Greetings all,
I have an issue and was not sure where to address it.
I am doing some very simple text mining with 'tm'. I have produced word counts from two different corpuses. Now I would simply like to compare and contrast the groups of word sets. For example, what is A intersect B, A-B and B-A. To my knowledge 'tm' package does not do this. Am I incorrect?
Is there a better way/package to approach this? Is diff on the CLI all I really need?
I know that this is not strictly a RStudio problem.
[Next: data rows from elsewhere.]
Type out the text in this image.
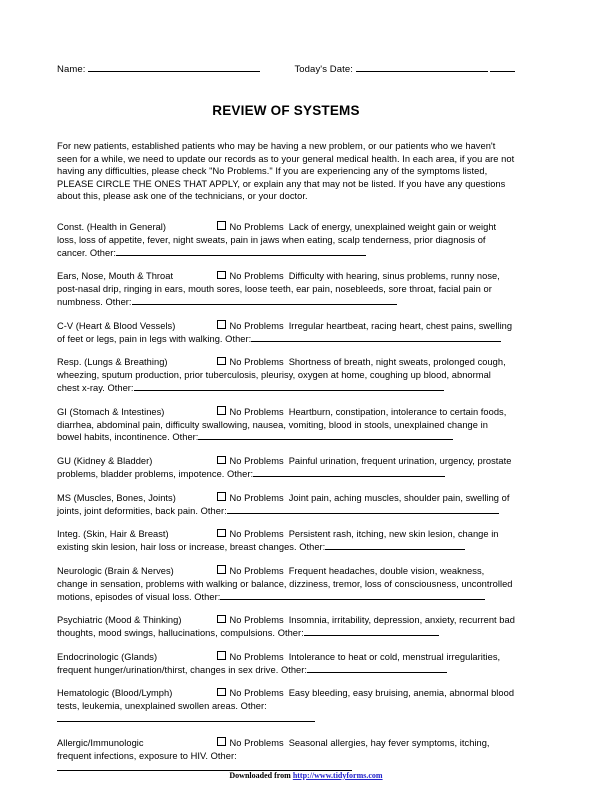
Name:	Today's Date:
REVIEW OF SYSTEMS
For new patients, established patients who may be having a new problem, or our patients who we haven't seen for a while, we need to update our records as to your general medical health. In each area, if you are not having any difficulties, please check "No Problems." If you are experiencing any of the symptoms listed, PLEASE CIRCLE THE ONES THAT APPLY, or explain any that may not be listed. If you have any questions about this, please ask one of the technicians, or your doctor.
Const. (Health in General)	No Problems Lack of energy, unexplained weight gain or weight loss, loss of appetite, fever, night sweats, pain in jaws when eating, scalp tenderness, prior diagnosis of cancer. Other:
Ears, Nose, Mouth & Throat	No Problems Difficulty with hearing, sinus problems, runny nose, post-nasal drip, ringing in ears, mouth sores, loose teeth, ear pain, nosebleeds, sore throat, facial pain or numbness. Other:
C-V (Heart & Blood Vessels)	No Problems Irregular heartbeat, racing heart, chest pains, swelling of feet or legs, pain in legs with walking. Other:
Resp. (Lungs & Breathing)	No Problems Shortness of breath, night sweats, prolonged cough, wheezing, sputum production, prior tuberculosis, pleurisy, oxygen at home, coughing up blood, abnormal chest x-ray. Other:
GI (Stomach & Intestines)	No Problems Heartburn, constipation, intolerance to certain foods, diarrhea, abdominal pain, difficulty swallowing, nausea, vomiting, blood in stools, unexplained change in bowel habits, incontinence. Other:
GU (Kidney & Bladder)	No Problems Painful urination, frequent urination, urgency, prostate problems, bladder problems, impotence. Other:
MS (Muscles, Bones, Joints)	No Problems Joint pain, aching muscles, shoulder pain, swelling of joints, joint deformities, back pain. Other:
Integ. (Skin, Hair & Breast)	No Problems Persistent rash, itching, new skin lesion, change in existing skin lesion, hair loss or increase, breast changes. Other:
Neurologic (Brain & Nerves)	No Problems Frequent headaches, double vision, weakness, change in sensation, problems with walking or balance, dizziness, tremor, loss of consciousness, uncontrolled motions, episodes of visual loss. Other:
Psychiatric (Mood & Thinking)	No Problems Insomnia, irritability, depression, anxiety, recurrent bad thoughts, mood swings, hallucinations, compulsions. Other:
Endocrinologic (Glands)	No Problems Intolerance to heat or cold, menstrual irregularities, frequent hunger/urination/thirst, changes in sex drive. Other:
Hematologic (Blood/Lymph)	No Problems Easy bleeding, easy bruising, anemia, abnormal blood tests, leukemia, unexplained swollen areas. Other:
Allergic/Immunologic	No Problems Seasonal allergies, hay fever symptoms, itching, frequent infections, exposure to HIV. Other:
Downloaded from http://www.tidyforms.com
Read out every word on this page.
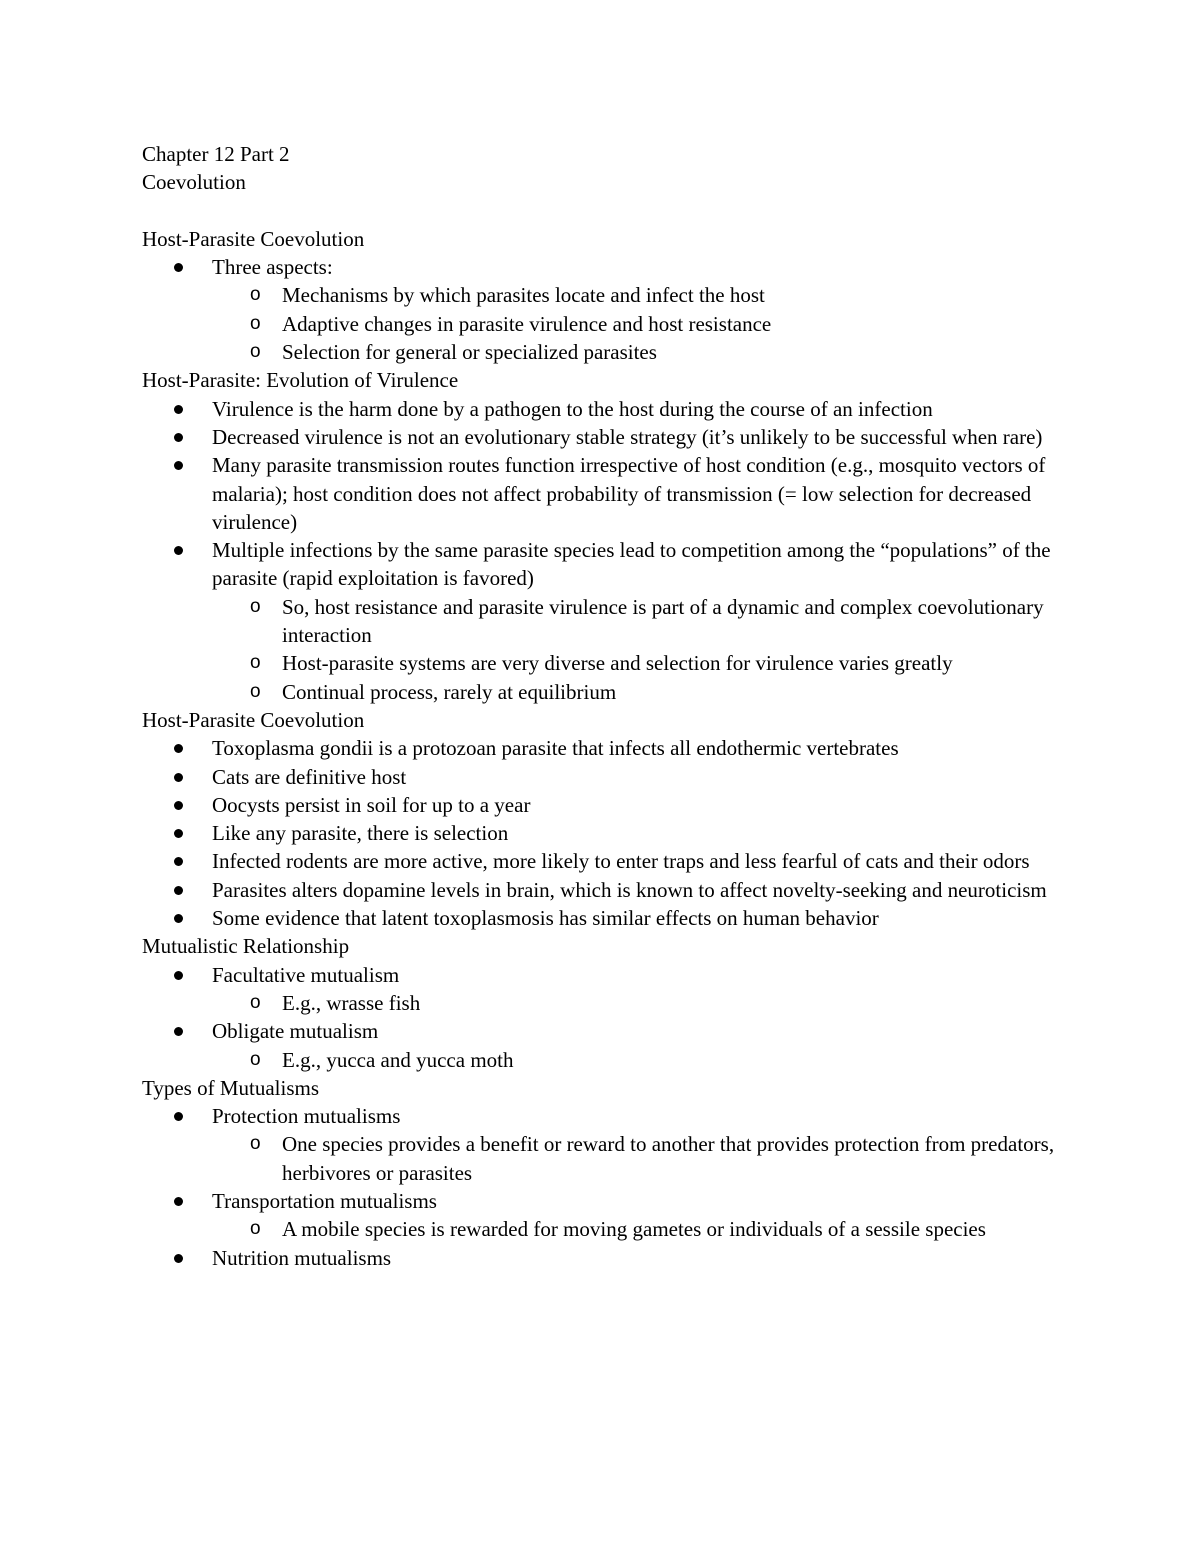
Chapter 12 Part 2

Coevolution

Host-Parasite Coevolution

Three aspects:
o Mechanisms by which parasites locate and infect the host
o Adaptive changes in parasite virulence and host resistance
o Selection for general or specialized parasites

Host-Parasite: Evolution of Virulence

Virulence is the harm done by a pathogen to the host during the course of an infection
Decreased virulence is not an evolutionary stable strategy (it’s unlikely to be successful when rare)
Many parasite transmission routes function irrespective of host condition (e.g., mosquito vectors of malaria); host condition does not affect probability of transmission (= low selection for decreased virulence)
Multiple infections by the same parasite species lead to competition among the “populations” of the parasite (rapid exploitation is favored)
o So, host resistance and parasite virulence is part of a dynamic and complex coevolutionary interaction
o Host-parasite systems are very diverse and selection for virulence varies greatly
o Continual process, rarely at equilibrium

Host-Parasite Coevolution

Toxoplasma gondii is a protozoan parasite that infects all endothermic vertebrates
Cats are definitive host
Oocysts persist in soil for up to a year
Like any parasite, there is selection
Infected rodents are more active, more likely to enter traps and less fearful of cats and their odors
Parasites alters dopamine levels in brain, which is known to affect novelty-seeking and neuroticism
Some evidence that latent toxoplasmosis has similar effects on human behavior

Mutualistic Relationship

Facultative mutualism
o E.g., wrasse fish
Obligate mutualism
o E.g., yucca and yucca moth

Types of Mutualisms

Protection mutualisms
o One species provides a benefit or reward to another that provides protection from predators, herbivores or parasites
Transportation mutualisms
o A mobile species is rewarded for moving gametes or individuals of a sessile species
Nutrition mutualisms
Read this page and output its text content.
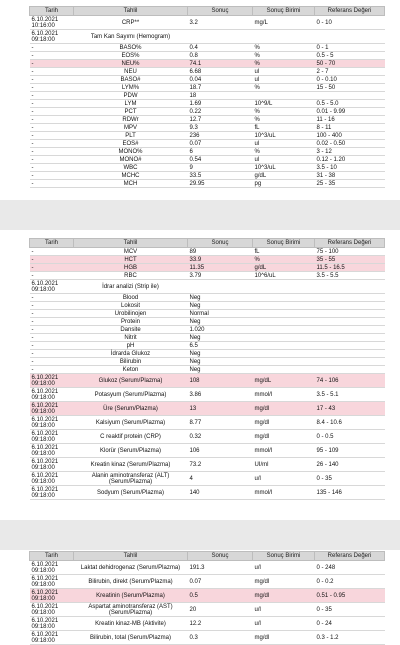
Tarih	Tahlil	Sonuç	Sonuç Birimi	Referans Değeri
6.10.2021 10:16:00	CRP**	3.2	mg/L	0 - 10
6.10.2021 09:18:00	Tam Kan Sayımı (Hemogram)			
-	BASO%	0.4	%	0 - 1
-	EOS%	0.8	%	0.5 - 5
-	NEU%	74.1	%	50 - 70
-	NEU	6.68	ul	2 - 7
-	BASO#	0.04	ul	0 - 0.10
-	LYM%	18.7	%	15 - 50
-	PDW	18		
-	LYM	1.69	10^9/L	0.5 - 5.0
-	PCT	0.22	%	0.01 - 9.99
-	RDWr	12.7	%	11 - 16
-	MPV	9.3	fL	8 - 11
-	PLT	236	10^3/uL	100 - 400
-	EOS#	0.07	ul	0.02 - 0.50
-	MONO%	6	%	3 - 12
-	MONO#	0.54	ul	0.12 - 1.20
-	WBC	9	10^3/uL	3.5 - 10
-	MCHC	33.5	g/dL	31 - 38
-	MCH	29.95	pg	25 - 35
Tarih	Tahlil	Sonuç	Sonuç Birimi	Referans Değeri
-	MCV	89	fL	75 - 100
-	HCT	33.9	%	35 - 55
-	HGB	11.35	g/dL	11.5 - 16.5
-	RBC	3.79	10^6/uL	3.5 - 5.5
6.10.2021 09:18:00	İdrar analizi (Strip ile)			
-	Blood	Neg		
-	Lokosit	Neg		
-	Urobilinojen	Normal		
-	Protein	Neg		
-	Dansite	1.020		
-	Nitrit	Neg		
-	pH	6.5		
-	İdrarda Glukoz	Neg		
-	Bilirubin	Neg		
-	Keton	Neg		
6.10.2021 09:18:00	Glukoz (Serum/Plazma)	108	mg/dL	74 - 106
6.10.2021 09:18:00	Potasyum (Serum/Plazma)	3.86	mmol/l	3.5 - 5.1
6.10.2021 09:18:00	Üre (Serum/Plazma)	13	mg/dl	17 - 43
6.10.2021 09:18:00	Kalsiyum (Serum/Plazma)	8.77	mg/dl	8.4 - 10.6
6.10.2021 09:18:00	C reaktif protein (CRP)	0.32	mg/dl	0 - 0.5
6.10.2021 09:18:00	Klorür (Serum/Plazma)	106	mmol/l	95 - 109
6.10.2021 09:18:00	Kreatin kinaz (Serum/Plazma)	73.2	UI/ml	26 - 140
6.10.2021 09:18:00	Alanin aminotransferaz (ALT) (Serum/Plazma)	4	u/l	0 - 35
6.10.2021 09:18:00	Sodyum (Serum/Plazma)	140	mmol/l	135 - 146
Tarih	Tahlil	Sonuç	Sonuç Birimi	Referans Değeri
6.10.2021 09:18:00	Laktat dehidrogenaz (Serum/Plazma)	191.3	u/l	0 - 248
6.10.2021 09:18:00	Bilirubin, direkt (Serum/Plazma)	0.07	mg/dl	0 - 0.2
6.10.2021 09:18:00	Kreatinin (Serum/Plazma)	0.5	mg/dl	0.51 - 0.95
6.10.2021 09:18:00	Aspartat aminotransferaz (AST) (Serum/Plazma)	20	u/l	0 - 35
6.10.2021 09:18:00	Kreatin kinaz-MB (Aktivite)	12.2	u/l	0 - 24
6.10.2021 09:18:00	Bilirubin, total (Serum/Plazma)	0.3	mg/dl	0.3 - 1.2
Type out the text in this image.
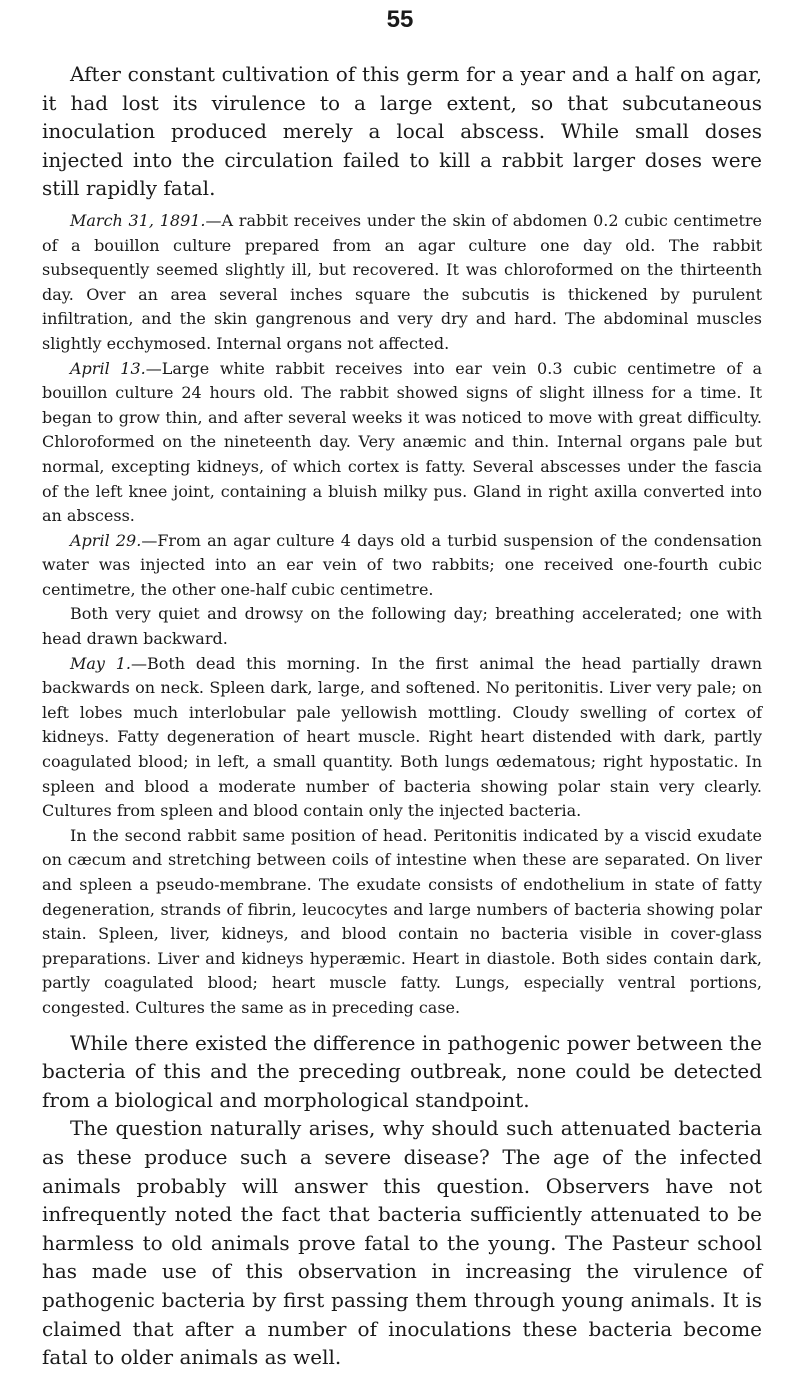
55

After constant cultivation of this germ for a year and a half on agar, it had lost its virulence to a large extent, so that subcutaneous inoculation produced merely a local abscess. While small doses injected into the circulation failed to kill a rabbit larger doses were still rapidly fatal.

March 31, 1891.—A rabbit receives under the skin of abdomen 0.2 cubic centimetre of a bouillon culture prepared from an agar culture one day old. The rabbit subsequently seemed slightly ill, but recovered. It was chloroformed on the thirteenth day. Over an area several inches square the subcutis is thickened by purulent infiltration, and the skin gangrenous and very dry and hard. The abdominal muscles slightly ecchymosed. Internal organs not affected.

April 13.—Large white rabbit receives into ear vein 0.3 cubic centimetre of a bouillon culture 24 hours old. The rabbit showed signs of slight illness for a time. It began to grow thin, and after several weeks it was noticed to move with great difficulty. Chloroformed on the nineteenth day. Very anæmic and thin. Internal organs pale but normal, excepting kidneys, of which cortex is fatty. Several abscesses under the fascia of the left knee joint, containing a bluish milky pus. Gland in right axilla converted into an abscess.

April 29.—From an agar culture 4 days old a turbid suspension of the condensation water was injected into an ear vein of two rabbits; one received one-fourth cubic centimetre, the other one-half cubic centimetre.

Both very quiet and drowsy on the following day; breathing accelerated; one with head drawn backward.

May 1.—Both dead this morning. In the first animal the head partially drawn backwards on neck. Spleen dark, large, and softened. No peritonitis. Liver very pale; on left lobes much interlobular pale yellowish mottling. Cloudy swelling of cortex of kidneys. Fatty degeneration of heart muscle. Right heart distended with dark, partly coagulated blood; in left, a small quantity. Both lungs œdematous; right hypostatic. In spleen and blood a moderate number of bacteria showing polar stain very clearly. Cultures from spleen and blood contain only the injected bacteria.

In the second rabbit same position of head. Peritonitis indicated by a viscid exudate on cæcum and stretching between coils of intestine when these are separated. On liver and spleen a pseudo-membrane. The exudate consists of endothelium in state of fatty degeneration, strands of fibrin, leucocytes and large numbers of bacteria showing polar stain. Spleen, liver, kidneys, and blood contain no bacteria visible in cover-glass preparations. Liver and kidneys hyperæmic. Heart in diastole. Both sides contain dark, partly coagulated blood; heart muscle fatty. Lungs, especially ventral portions, congested. Cultures the same as in preceding case.

While there existed the difference in pathogenic power between the bacteria of this and the preceding outbreak, none could be detected from a biological and morphological standpoint.

The question naturally arises, why should such attenuated bacteria as these produce such a severe disease? The age of the infected animals probably will answer this question. Observers have not infrequently noted the fact that bacteria sufficiently attenuated to be harmless to old animals prove fatal to the young. The Pasteur school has made use of this observation in increasing the virulence of pathogenic bacteria by first passing them through young animals. It is claimed that after a number of inoculations these bacteria become fatal to older animals as well.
Where might you suggest I ask my general questions in the future?
library(dplyr)
# example word count tables
corps_1 <- tibble(
word = c('a', 'b', 'c'),
n = c(2,5,4)
)
corps_2 <- tibble(
word = c('b', 'c', 'd'),
n = c(7,8,9)
)
intersect(
corps_1 %>% select(word),
corps_2 %>% select(word)
)
#> # A tibble: 2 x 1
#> word
#> <chr>
#> 1 b
#> 2 c
union(
corps_1 %>% select(word),
corps_2 %>% select(word)
)
#> # A tibble: 4 x 1
#> word
#> <chr>
#> 1 b
#> 2 c
#> 3 a
#> 4 d
setdiff(
corps_1 %>% select(word),
corps_2 %>% select(word)
)
#> # A tibble: 1 x 1
#> word
#> <chr>
#> 1 a